This book resonates with me because of the lessons it teaches, but the great thing is that Patricia C. McKissack gets these lessons across so well that kids who read it won’t feel like they’re being “preached” at. Three of the most important lessons I got from the book are:
1. People are more important than things
First, McKissack does a beautiful job of demonstrating through a bit of humor that people are indeed more important than things. When Nella first claims Baby Betty as her own, she has a great time playing all alone with her…for a while. Then Nella gets increasingly frustrated when Baby Betty doesn’t respond to her stories or songs until she finally sees her sisters in the other room having a great time playing together and feels sad and lonely. It’s not until she invites her sisters to join her and Baby Betty for tea that she truly has a good time. In fact EVERYONE has a good time, and Nella is finally able to say it was the best Christmas ever.

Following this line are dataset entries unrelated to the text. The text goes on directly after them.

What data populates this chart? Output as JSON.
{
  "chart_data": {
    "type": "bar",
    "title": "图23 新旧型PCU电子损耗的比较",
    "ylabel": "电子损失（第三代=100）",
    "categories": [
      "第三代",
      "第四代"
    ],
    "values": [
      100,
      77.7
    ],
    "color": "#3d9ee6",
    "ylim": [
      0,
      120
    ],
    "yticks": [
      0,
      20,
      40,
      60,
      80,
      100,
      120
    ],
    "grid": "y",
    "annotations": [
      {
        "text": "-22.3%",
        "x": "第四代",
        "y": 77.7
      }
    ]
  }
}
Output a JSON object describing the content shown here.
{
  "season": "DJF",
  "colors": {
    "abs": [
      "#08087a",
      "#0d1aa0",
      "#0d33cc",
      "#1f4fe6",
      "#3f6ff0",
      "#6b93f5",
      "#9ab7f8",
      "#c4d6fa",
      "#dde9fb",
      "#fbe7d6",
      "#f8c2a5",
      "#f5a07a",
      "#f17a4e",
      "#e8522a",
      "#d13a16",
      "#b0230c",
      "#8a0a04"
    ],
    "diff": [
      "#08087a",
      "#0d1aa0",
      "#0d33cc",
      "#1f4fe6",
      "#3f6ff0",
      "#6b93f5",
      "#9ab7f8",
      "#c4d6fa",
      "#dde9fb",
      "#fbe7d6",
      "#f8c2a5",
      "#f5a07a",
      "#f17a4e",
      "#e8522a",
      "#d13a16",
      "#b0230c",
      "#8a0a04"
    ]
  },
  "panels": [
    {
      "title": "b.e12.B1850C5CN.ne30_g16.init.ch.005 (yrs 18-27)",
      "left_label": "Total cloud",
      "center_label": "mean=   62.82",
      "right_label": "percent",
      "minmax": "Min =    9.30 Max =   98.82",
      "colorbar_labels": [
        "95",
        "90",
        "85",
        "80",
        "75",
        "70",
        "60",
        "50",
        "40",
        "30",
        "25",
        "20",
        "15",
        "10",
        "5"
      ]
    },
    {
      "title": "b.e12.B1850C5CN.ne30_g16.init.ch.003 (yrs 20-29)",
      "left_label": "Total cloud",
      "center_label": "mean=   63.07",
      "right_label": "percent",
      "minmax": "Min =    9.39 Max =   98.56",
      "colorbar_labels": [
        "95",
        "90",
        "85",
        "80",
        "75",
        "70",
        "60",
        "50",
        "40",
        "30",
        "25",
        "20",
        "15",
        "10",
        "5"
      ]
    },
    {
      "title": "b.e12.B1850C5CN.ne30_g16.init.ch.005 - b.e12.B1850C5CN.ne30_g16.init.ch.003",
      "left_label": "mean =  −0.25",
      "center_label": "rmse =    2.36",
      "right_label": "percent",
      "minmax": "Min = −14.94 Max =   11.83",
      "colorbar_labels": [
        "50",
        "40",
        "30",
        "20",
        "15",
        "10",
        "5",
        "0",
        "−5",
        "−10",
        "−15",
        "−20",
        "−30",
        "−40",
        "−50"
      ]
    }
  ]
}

2. Be thankful for what you have
The second lesson the book teaches us it to be thankful for what you have. The Pearson’s have to fill the cracks and line the walls with newspaper to keep the cold out. They are in the Great Depression, and money (and work and food and toys) is hard to come by. Yet, when the girls receive their bags of raisins and nuts for Christmas, they are very pleased because it’s the most they’ve ever received. And when they get the Baby Betty doll, they are excited beyond belief. Children who are used to receiving tons and tons of gifts may be horrified at the meager gifts the girls receive, and it’s a perfect opportunity to let them know that are many kids out there who are less fortunate than them. It could also be a good time to introduce them to charitable giving and get them involved in helping out kids who are less fortunate. Perhaps volunteer at a local food bank, participate in a toy drive, or “adopt a family” for the holidays. Your children may have great pleasure going out and finding the ”perfect” gift.
3. Share what you are fortunate enough to have
Finally, McKissack shows us that by sharing what you do have, everyone wins. Nella is miserable until she asks her sisters to join in the fun and have tea with “their” Baby Betty doll. A great lesson, especially if you have kids who squabble over toys and other things a lot.